HX Hurtigruten Expeditions plans to “seriously expand” its fleet and destination range in 2026 following its split from Hurtigruten, according to its chief executive.
Gebhard Rainer said he expected the company to be “fully legally and financially independent”, with a €140 million cash injection from investors, by the middle of January.
Speaking about the expedition company’s longer-term goals, he said: “We don’t want to be known just as a polar or cold-water company that goes to the North or South Pole with a bit of Galápagos in between.
“We want to explore more warm-water destinations. There are numerous places where the work that we do with our ships and passengers would benefit communities.”
He identified “opportunities” in Pacific islands such as Vanuatu where HX could “apply a similar formula” to that which it operates in places including Greenland and the Canadian Arctic.
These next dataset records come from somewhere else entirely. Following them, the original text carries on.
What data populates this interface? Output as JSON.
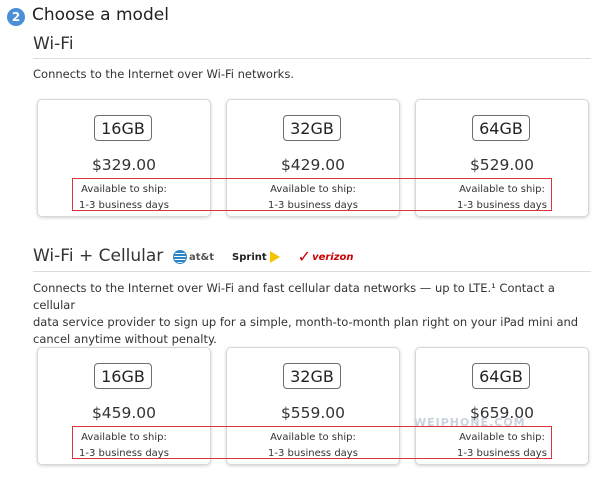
{
  "header": {
    "step_number": "2",
    "title": "Choose a model"
  },
  "wifi": {
    "title": "Wi-Fi",
    "description": "Connects to the Internet over Wi-Fi networks.",
    "models": [
      {
        "capacity": "16GB",
        "price": "$329.00",
        "ship_label": "Available to ship:",
        "ship_time": "1-3 business days"
      },
      {
        "capacity": "32GB",
        "price": "$429.00",
        "ship_label": "Available to ship:",
        "ship_time": "1-3 business days"
      },
      {
        "capacity": "64GB",
        "price": "$529.00",
        "ship_label": "Available to ship:",
        "ship_time": "1-3 business days"
      }
    ]
  },
  "cellular": {
    "title": "Wi-Fi + Cellular",
    "carriers": {
      "att": "at&t",
      "sprint": "Sprint",
      "verizon": "verizon"
    },
    "description_lines": [
      "Connects to the Internet over Wi-Fi and fast cellular data networks — up to LTE.¹ Contact a cellular",
      "data service provider to sign up for a simple, month-to-month plan right on your iPad mini and",
      "cancel anytime without penalty."
    ],
    "models": [
      {
        "capacity": "16GB",
        "price": "$459.00",
        "ship_label": "Available to ship:",
        "ship_time": "1-3 business days"
      },
      {
        "capacity": "32GB",
        "price": "$559.00",
        "ship_label": "Available to ship:",
        "ship_time": "1-3 business days"
      },
      {
        "capacity": "64GB",
        "price": "$659.00",
        "ship_label": "Available to ship:",
        "ship_time": "1-3 business days"
      }
    ]
  },
  "watermark": "WEIPHONE.COM",
  "colors": {
    "highlight": "#d9353b",
    "badge": "#4a90d9"
  }
}
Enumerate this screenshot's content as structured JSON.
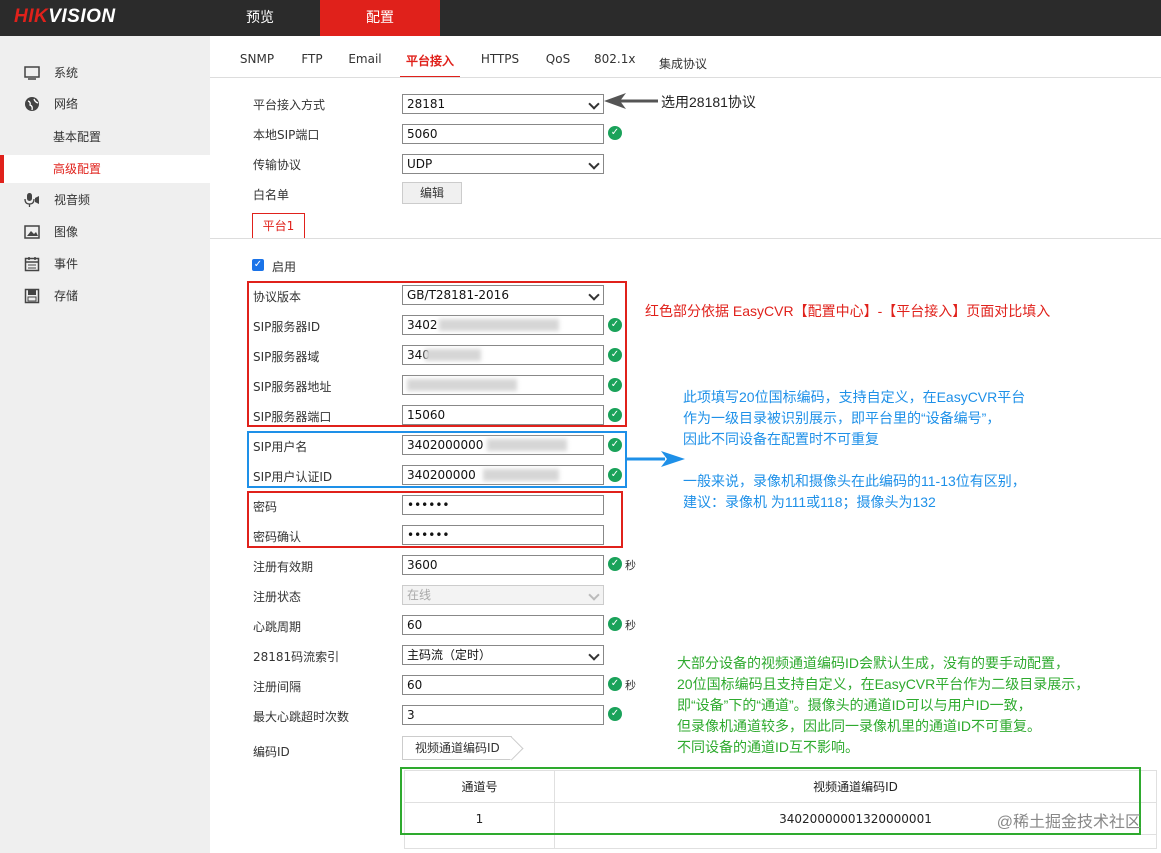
{
  "header": {
    "logo_red": "HIK",
    "logo_white": "VISION",
    "tabs": [
      "预览",
      "配置"
    ],
    "active_tab": "配置"
  },
  "sidebar": {
    "items": [
      {
        "label": "系统",
        "icon": "monitor-icon"
      },
      {
        "label": "网络",
        "icon": "globe-icon"
      },
      {
        "label": "基本配置",
        "icon": ""
      },
      {
        "label": "高级配置",
        "icon": ""
      },
      {
        "label": "视音频",
        "icon": "microphone-icon"
      },
      {
        "label": "图像",
        "icon": "image-icon"
      },
      {
        "label": "事件",
        "icon": "calendar-icon"
      },
      {
        "label": "存储",
        "icon": "disk-icon"
      }
    ],
    "active_item": "高级配置"
  },
  "subtabs": [
    "SNMP",
    "FTP",
    "Email",
    "平台接入",
    "HTTPS",
    "QoS",
    "802.1x",
    "集成协议"
  ],
  "active_subtab": "平台接入",
  "form": {
    "access_mode_label": "平台接入方式",
    "access_mode_value": "28181",
    "sip_port_label": "本地SIP端口",
    "sip_port_value": "5060",
    "transport_label": "传输协议",
    "transport_value": "UDP",
    "whitelist_label": "白名单",
    "whitelist_button": "编辑",
    "platform_tab": "平台1",
    "enable_label": "启用",
    "protocol_version_label": "协议版本",
    "protocol_version_value": "GB/T28181-2016",
    "sip_server_id_label": "SIP服务器ID",
    "sip_server_id_value": "3402",
    "sip_server_domain_label": "SIP服务器域",
    "sip_server_domain_value": "340",
    "sip_server_addr_label": "SIP服务器地址",
    "sip_server_addr_value": "",
    "sip_server_port_label": "SIP服务器端口",
    "sip_server_port_value": "15060",
    "sip_user_label": "SIP用户名",
    "sip_user_value": "3402000000",
    "sip_auth_label": "SIP用户认证ID",
    "sip_auth_value": "340200000",
    "password_label": "密码",
    "password_value": "••••••",
    "password_confirm_label": "密码确认",
    "password_confirm_value": "••••••",
    "reg_validity_label": "注册有效期",
    "reg_validity_value": "3600",
    "reg_status_label": "注册状态",
    "reg_status_value": "在线",
    "heartbeat_label": "心跳周期",
    "heartbeat_value": "60",
    "stream_index_label": "28181码流索引",
    "stream_index_value": "主码流（定时）",
    "reg_interval_label": "注册间隔",
    "reg_interval_value": "60",
    "max_timeout_label": "最大心跳超时次数",
    "max_timeout_value": "3",
    "unit_seconds": "秒",
    "encode_id_label": "编码ID",
    "encode_tab": "视频通道编码ID"
  },
  "table": {
    "headers": [
      "通道号",
      "视频通道编码ID"
    ],
    "rows": [
      [
        "1",
        "34020000001320000001"
      ]
    ]
  },
  "annotations": {
    "arrow_note": "选用28181协议",
    "red_note": "红色部分依据 EasyCVR【配置中心】-【平台接入】页面对比填入",
    "blue_note_1": "此项填写20位国标编码，支持自定义，在EasyCVR平台",
    "blue_note_2": "作为一级目录被识别展示，即平台里的“设备编号”，",
    "blue_note_3": "因此不同设备在配置时不可重复",
    "blue_note_4": "一般来说，录像机和摄像头在此编码的11-13位有区别，",
    "blue_note_5": "建议：录像机 为111或118；摄像头为132",
    "green_note_1": "大部分设备的视频通道编码ID会默认生成，没有的要手动配置，",
    "green_note_2": "20位国标编码且支持自定义，在EasyCVR平台作为二级目录展示，",
    "green_note_3": "即“设备”下的“通道”。摄像头的通道ID可以与用户ID一致，",
    "green_note_4": "但录像机通道较多，因此同一录像机里的通道ID不可重复。",
    "green_note_5": "不同设备的通道ID互不影响。",
    "watermark": "@稀土掘金技术社区"
  },
  "colors": {
    "brand": "#e0211b",
    "ok": "#1aa25a",
    "blue": "#1e90e8",
    "green": "#2eaa2e"
  }
}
Rainer predicted 2025 would be “a year of transition”, while 2026 would be where investments “start paying off ” and the line could focus on “growth opportunities”, including expanding its fleet.
“We will have to either place orders [for new-builds] or we may buy ships which can be upgraded or enhanced if needed,” he said.
“2026 is going to be the year we seriously expand and look at growth opportunities, not only from a ship point of view but also from a destination point of view.”
Rainer said the line would “invest more in the trade” in 2025, while also increasing its focus on business-to-consumer sales by refreshing its website to make it easier to book direct.
But he insisted HX “would not compromise” on its commitment to the trade, adding that agents would continue to play a key role in explaining the “complicated product” to consumers.
Rainer revealed HX had already sold 60% of 2025 capacity.
He stressed the “immediate focus” for the brand would be moving away from using the Hurtigruten name, to make sure it is seen as “a standalone entity”.
He said key clients had so far been “very positive” about the split as they agreed it would allow both brands to “focus on what they do best”.
Rainer said the branding change would differ by market, with “a gradual shift” in the UK and European markets.